Situé au cœur de l’ancien domaine dit de la Bessonnette, le projet puise son identité dans les caractéristiques emblématiques du site. Il s’appuie sur la silhouette du Salève en arrière-plan, le patrimoine architectural de la maison de maître La Bessonnette, ainsi que les structures paysagères existantes : le cordon rivulaire de la Seymaz, les lisières boisées marquant les limites parcellaires — vestiges d’anciennes haies bocagères — et la vaste prairie centrale, typique des jardins historiques de ces grands domaines.
Le projet prend place en lisière, s’y installe avec discrétion et se tient en retrait de la grande prairie centrale, préservant ainsi ce vaste espace ouvert sur le grand paysage. En cadrant des vues sur le paysage proche et lointain, il cherche à établir un dialogue subtil entre les différentes échelles du site, de l’intimité du lieu à l’horizon lointain.

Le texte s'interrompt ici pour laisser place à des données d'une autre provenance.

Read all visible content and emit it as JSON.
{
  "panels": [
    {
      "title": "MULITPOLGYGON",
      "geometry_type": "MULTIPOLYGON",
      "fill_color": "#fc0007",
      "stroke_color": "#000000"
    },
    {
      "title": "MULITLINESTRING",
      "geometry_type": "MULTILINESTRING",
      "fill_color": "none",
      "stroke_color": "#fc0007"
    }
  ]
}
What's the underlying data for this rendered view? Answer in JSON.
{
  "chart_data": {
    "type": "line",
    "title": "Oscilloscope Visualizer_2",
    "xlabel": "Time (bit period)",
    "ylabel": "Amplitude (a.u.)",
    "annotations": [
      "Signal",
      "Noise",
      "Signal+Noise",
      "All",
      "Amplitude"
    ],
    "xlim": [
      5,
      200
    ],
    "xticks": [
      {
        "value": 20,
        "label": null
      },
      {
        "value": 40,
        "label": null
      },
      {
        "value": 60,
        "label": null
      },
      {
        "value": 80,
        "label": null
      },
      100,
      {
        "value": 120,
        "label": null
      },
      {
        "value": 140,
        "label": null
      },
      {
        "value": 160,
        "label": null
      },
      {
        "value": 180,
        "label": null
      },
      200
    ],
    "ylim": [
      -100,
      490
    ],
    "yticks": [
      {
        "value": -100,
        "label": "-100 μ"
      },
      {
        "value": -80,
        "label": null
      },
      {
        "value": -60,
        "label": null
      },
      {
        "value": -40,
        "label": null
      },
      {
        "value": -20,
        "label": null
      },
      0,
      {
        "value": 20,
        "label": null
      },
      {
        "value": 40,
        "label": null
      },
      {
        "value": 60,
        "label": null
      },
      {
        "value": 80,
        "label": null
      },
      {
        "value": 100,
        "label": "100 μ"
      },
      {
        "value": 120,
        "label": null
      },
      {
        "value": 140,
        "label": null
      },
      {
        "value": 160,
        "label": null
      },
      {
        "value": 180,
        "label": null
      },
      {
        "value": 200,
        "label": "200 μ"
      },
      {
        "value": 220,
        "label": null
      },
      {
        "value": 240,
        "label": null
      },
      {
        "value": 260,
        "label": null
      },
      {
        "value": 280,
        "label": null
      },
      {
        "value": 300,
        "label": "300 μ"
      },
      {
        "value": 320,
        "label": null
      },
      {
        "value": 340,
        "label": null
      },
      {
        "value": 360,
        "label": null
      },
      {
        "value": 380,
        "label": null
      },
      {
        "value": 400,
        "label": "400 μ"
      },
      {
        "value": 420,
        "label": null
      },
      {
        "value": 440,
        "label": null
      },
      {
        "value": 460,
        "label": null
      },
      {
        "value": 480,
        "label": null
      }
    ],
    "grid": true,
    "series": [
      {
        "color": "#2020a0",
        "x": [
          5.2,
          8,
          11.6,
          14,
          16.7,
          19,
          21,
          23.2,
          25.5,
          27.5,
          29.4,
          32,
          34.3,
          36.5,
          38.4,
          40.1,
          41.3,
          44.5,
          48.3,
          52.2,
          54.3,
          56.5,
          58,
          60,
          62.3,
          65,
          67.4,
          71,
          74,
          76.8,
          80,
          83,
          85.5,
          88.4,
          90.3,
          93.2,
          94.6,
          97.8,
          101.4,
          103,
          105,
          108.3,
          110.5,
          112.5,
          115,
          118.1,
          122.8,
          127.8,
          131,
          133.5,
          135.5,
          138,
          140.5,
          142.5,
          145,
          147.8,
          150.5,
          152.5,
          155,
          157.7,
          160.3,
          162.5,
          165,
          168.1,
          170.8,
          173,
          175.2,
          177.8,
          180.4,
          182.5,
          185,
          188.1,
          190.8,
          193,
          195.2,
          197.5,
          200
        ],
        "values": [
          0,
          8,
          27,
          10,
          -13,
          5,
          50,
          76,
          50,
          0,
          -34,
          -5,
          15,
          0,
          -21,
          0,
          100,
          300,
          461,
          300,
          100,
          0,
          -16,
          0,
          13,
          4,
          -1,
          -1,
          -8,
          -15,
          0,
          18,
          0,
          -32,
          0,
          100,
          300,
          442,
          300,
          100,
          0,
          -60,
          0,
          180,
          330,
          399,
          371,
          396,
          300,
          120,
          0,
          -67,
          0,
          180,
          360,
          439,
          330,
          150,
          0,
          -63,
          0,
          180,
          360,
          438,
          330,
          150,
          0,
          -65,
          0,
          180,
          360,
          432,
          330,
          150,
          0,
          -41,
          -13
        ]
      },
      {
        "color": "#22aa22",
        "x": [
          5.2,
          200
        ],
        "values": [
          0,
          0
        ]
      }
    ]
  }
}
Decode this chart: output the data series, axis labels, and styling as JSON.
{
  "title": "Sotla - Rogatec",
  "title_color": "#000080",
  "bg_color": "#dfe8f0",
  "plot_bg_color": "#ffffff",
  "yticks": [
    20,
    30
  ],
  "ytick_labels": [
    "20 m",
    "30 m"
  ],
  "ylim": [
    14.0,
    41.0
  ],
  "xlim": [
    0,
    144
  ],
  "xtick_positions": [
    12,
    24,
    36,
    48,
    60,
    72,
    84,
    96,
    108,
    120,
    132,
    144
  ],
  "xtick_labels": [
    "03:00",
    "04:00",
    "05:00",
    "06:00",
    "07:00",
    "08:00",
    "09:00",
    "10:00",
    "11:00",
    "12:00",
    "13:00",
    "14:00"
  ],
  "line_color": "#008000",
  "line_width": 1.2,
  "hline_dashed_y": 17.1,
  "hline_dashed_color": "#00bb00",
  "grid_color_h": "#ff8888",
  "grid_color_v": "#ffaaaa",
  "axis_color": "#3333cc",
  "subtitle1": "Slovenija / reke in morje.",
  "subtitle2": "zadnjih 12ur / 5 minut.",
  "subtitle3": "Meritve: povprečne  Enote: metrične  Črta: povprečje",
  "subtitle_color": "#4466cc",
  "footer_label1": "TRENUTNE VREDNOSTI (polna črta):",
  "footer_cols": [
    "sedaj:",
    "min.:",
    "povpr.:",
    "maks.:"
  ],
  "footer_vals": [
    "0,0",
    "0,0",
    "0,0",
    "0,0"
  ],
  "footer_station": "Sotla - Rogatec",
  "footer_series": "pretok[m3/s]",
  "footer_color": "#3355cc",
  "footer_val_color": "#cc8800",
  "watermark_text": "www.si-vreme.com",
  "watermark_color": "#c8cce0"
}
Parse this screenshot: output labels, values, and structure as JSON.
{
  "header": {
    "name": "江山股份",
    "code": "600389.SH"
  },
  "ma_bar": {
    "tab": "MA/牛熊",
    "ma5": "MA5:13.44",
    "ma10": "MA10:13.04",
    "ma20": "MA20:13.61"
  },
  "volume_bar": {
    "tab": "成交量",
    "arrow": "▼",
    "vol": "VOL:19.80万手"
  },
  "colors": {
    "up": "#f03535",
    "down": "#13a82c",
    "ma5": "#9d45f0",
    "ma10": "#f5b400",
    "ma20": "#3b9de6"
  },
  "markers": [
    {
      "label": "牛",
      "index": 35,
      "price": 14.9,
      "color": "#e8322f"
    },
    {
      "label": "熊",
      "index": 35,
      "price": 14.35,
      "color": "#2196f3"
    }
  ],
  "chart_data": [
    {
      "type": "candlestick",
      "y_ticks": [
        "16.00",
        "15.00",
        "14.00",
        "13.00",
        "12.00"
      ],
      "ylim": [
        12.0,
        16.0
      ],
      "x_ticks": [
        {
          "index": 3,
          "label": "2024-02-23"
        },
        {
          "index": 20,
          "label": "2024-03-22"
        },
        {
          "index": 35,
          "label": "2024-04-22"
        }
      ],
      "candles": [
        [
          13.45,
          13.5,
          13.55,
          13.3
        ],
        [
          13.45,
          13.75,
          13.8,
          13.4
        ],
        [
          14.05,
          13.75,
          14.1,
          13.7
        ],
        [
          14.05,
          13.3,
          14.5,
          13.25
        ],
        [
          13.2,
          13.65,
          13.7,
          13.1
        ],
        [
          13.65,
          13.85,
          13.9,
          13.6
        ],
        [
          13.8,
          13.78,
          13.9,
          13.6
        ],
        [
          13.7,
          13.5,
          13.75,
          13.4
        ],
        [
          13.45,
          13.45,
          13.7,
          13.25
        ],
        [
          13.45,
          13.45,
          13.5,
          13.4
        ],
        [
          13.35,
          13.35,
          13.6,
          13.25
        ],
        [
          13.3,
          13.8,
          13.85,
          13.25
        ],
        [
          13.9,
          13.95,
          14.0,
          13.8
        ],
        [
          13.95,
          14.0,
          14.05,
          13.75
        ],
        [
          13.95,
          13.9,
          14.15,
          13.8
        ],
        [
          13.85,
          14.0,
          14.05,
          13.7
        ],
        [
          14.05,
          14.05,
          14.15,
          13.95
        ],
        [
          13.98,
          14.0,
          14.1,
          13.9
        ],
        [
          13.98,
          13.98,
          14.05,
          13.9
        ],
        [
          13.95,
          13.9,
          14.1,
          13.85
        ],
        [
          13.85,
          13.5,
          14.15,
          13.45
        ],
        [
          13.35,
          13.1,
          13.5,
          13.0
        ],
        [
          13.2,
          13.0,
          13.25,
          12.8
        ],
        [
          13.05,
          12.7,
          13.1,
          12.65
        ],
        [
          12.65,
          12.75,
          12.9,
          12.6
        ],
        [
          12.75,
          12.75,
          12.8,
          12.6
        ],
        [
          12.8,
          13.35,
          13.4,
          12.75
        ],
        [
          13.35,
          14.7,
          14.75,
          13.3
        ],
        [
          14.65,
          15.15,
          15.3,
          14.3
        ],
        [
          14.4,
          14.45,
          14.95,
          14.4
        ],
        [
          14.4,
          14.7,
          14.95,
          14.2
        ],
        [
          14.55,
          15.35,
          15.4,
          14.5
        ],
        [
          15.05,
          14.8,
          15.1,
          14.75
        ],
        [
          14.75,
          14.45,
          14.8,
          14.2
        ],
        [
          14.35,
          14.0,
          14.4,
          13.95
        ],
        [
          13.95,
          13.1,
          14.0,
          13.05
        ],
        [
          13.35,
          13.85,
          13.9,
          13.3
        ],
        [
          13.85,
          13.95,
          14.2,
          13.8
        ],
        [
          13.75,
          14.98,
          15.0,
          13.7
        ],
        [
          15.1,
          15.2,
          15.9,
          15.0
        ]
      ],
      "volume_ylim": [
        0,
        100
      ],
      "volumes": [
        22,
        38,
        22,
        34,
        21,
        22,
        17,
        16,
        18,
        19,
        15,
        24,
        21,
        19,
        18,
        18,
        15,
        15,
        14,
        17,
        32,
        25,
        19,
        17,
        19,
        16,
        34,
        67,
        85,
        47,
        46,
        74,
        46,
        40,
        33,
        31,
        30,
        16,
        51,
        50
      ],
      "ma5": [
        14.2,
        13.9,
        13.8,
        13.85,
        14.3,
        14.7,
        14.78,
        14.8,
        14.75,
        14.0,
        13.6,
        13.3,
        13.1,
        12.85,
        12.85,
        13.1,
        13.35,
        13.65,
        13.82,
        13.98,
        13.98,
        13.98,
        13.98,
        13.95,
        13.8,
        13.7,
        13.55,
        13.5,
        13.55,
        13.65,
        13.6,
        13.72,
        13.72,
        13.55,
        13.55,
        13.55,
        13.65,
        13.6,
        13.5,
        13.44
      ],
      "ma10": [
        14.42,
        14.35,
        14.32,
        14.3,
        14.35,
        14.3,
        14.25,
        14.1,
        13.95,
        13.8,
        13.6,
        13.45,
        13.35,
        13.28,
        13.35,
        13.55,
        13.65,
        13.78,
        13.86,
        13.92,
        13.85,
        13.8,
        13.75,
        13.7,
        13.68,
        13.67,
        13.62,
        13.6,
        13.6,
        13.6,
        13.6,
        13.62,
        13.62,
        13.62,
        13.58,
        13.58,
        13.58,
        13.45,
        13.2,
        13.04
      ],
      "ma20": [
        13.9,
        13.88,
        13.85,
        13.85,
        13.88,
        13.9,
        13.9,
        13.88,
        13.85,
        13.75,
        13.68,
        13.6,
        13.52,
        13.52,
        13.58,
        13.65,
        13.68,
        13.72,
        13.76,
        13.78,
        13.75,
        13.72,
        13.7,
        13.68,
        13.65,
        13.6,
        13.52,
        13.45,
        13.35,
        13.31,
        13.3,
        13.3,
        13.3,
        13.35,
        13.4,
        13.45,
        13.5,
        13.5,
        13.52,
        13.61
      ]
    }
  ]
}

Conçu en dialogue étroit avec son environnement, le bâtiment se développe autour de deux facettes contrastées. À l’est, il s’oriente vers le cœur boisé, offrant aux usagers un jardin introspectif. Le grand escalier, qui se déploie au cœur du bâtiment, s’ouvre largement sur cet espace accessible à différents niveaux. La végétation clairsemée, entre ombre et lumière, confère à ce lieu une atmosphère intimiste. À l’ouest, il s’ouvre généreusement sur le grand paysage à travers trois cadrages soigneusement composés. L’implantation du bâtiment, pensé comme un paysage habité, accompagne et met en scène ces vues, renforçant le lien entre architecture et territoire.